The EFTA, which includes Switzerland, Liechtenstein, Iceland, Norway, and the UK, has entered into a comprehensive trade and investment agreement with India. The objective of the agreement is to boost two-way trade between the countries. It is expected to provide numerous benefits to both the economy and consumers in India.

After 16 years of hard work and negotiations, India and the EFTA countries, which include Switzerland, Liechtenstein, Norway, and Iceland, have concluded a historic free trade agreement. This agreement is expected to boost the trade and investment opportunities between the two countries. It is expected to create around a million jobs and attract around $100 billion worth of foreign direct investment within the next 15 years. The agreement provides India with duty-free access to the European Free Trade Association's (EFTA) markets for a wide range of products, such as chocolates and Swiss watches. It also promises substantial investment opportunities in the country. The agreement is a reflection of the two countries' commitment to fostering a more equitable and open trade environment. In addition to immediate economic benefits, it marks a strategic move to leverage the expertise of the participating countries' R&D departments. However, the governments of the participating nations will only encourage private investors to come into the country. India can also partially withdraw its tariff concessions if the commitments of the investors are not met.

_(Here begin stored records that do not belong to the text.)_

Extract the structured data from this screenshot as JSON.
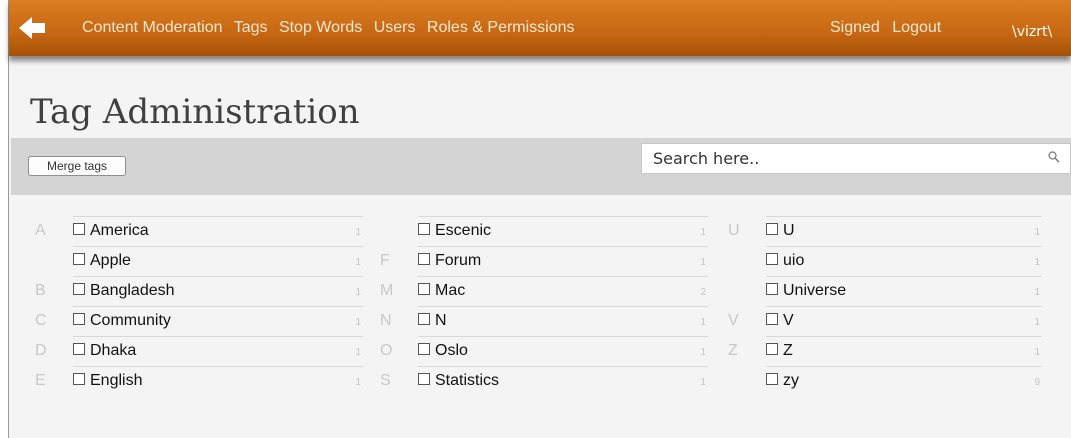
{
  "nav": {
    "items": [
      "Content Moderation",
      "Tags",
      "Stop Words",
      "Users",
      "Roles & Permissions"
    ],
    "right": [
      "Signed",
      "Logout"
    ],
    "logo": "\\vizrt\\"
  },
  "page": {
    "title": "Tag Administration"
  },
  "toolbar": {
    "merge_label": "Merge tags",
    "search_placeholder": "Search here.."
  },
  "columns": [
    [
      {
        "letter": "A",
        "name": "America",
        "count": "1"
      },
      {
        "letter": "",
        "name": "Apple",
        "count": "1"
      },
      {
        "letter": "B",
        "name": "Bangladesh",
        "count": "1"
      },
      {
        "letter": "C",
        "name": "Community",
        "count": "1"
      },
      {
        "letter": "D",
        "name": "Dhaka",
        "count": "1"
      },
      {
        "letter": "E",
        "name": "English",
        "count": "1"
      }
    ],
    [
      {
        "letter": "",
        "name": "Escenic",
        "count": "1"
      },
      {
        "letter": "F",
        "name": "Forum",
        "count": "1"
      },
      {
        "letter": "M",
        "name": "Mac",
        "count": "2"
      },
      {
        "letter": "N",
        "name": "N",
        "count": "1"
      },
      {
        "letter": "O",
        "name": "Oslo",
        "count": "1"
      },
      {
        "letter": "S",
        "name": "Statistics",
        "count": "1"
      }
    ],
    [
      {
        "letter": "U",
        "name": "U",
        "count": "1"
      },
      {
        "letter": "",
        "name": "uio",
        "count": "1"
      },
      {
        "letter": "",
        "name": "Universe",
        "count": "1"
      },
      {
        "letter": "V",
        "name": "V",
        "count": "1"
      },
      {
        "letter": "Z",
        "name": "Z",
        "count": "1"
      },
      {
        "letter": "",
        "name": "zy",
        "count": "9"
      }
    ]
  ],
  "colors": {
    "header": "#c96a14",
    "nav_text": "#fbe7d1",
    "toolbar": "#d4d4d4"
  }
}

Prime Minister Narendra Modi described the free trade agreement as a historic moment for both the countries. It is aimed at creating a more level playing field for the companies and individuals operating in both the private and public sectors. He also noted that the countries' leadership in the field of R&D would help develop new opportunities for collaboration. Helene Budliger Artie, who was the Swiss representative in the negotiations, stated that the commitment was neither legally binding nor an agreement.

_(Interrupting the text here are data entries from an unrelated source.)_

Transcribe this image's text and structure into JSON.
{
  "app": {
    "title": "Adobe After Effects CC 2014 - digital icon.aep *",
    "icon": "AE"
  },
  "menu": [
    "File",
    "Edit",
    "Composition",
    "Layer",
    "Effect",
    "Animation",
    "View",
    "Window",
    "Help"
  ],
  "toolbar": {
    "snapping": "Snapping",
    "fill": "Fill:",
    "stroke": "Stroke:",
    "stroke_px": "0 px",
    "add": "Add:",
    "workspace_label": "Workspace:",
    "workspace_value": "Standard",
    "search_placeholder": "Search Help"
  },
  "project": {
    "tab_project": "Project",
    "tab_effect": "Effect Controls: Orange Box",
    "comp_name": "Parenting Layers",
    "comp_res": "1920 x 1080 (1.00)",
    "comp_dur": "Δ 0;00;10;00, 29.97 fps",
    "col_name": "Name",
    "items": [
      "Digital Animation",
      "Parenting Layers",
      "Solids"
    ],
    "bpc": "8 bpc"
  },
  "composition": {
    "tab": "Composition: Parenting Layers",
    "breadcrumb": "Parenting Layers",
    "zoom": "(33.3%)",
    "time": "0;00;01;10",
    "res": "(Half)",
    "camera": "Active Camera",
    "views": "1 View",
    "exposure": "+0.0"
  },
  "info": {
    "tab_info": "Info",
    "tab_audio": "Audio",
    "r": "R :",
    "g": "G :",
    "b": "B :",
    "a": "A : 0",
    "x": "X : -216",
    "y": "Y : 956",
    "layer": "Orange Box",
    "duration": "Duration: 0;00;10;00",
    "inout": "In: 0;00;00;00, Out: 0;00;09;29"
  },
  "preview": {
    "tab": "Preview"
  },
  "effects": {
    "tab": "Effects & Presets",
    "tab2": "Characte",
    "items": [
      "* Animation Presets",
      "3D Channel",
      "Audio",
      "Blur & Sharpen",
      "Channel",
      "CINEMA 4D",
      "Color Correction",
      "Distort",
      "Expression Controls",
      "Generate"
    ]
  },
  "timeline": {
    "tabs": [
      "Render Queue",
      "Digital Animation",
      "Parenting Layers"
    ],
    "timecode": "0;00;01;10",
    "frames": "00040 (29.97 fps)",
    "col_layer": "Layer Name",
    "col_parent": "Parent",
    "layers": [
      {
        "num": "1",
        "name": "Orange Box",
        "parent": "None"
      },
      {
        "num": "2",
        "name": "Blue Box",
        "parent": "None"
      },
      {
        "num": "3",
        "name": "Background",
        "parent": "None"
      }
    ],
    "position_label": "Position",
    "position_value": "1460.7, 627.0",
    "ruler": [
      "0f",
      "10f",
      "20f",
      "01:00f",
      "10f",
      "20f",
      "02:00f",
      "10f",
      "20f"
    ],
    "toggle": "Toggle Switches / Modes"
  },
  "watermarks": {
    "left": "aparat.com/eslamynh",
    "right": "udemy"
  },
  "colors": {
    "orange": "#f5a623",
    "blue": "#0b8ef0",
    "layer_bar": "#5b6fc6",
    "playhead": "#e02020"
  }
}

When it comes to implementing a free trade agreement, it was very challenging to make it work seamlessly. For instance, with over 1.4 billion people and the 15 million members of the European Free Trade Association (EFTA), how can it be balanced? That's why jobs and investment pledges are linked to market access. As part of the free trade agreement, India has promised to remove tariffs on around 80-85 percent of products from the EFTA nations. It will also provide duty-free access for almost 99 percent of goods, including rice. However, dairy and agri products were excluded from the agreement to protect the interests of farmers. Despite the free trade agreement, India has not agreed to reduce the effective tariffs on various products, such as gold, dairy products, and automobiles. About 82 percent of the country's imports from Switzerland are gold. It has also agreed to reduce its bound rate on gold to 39 percent from 40 percent. Investment from other countries outside the European Free Trade Association (EFTA) will be considered if it is shown that the investors are from an EFTA state. However, the obligation does not apply to the investments of sovereign wealth funds. Investment from other countries that are not part of the EEA but have substantial business in one of the participating countries will not be considered.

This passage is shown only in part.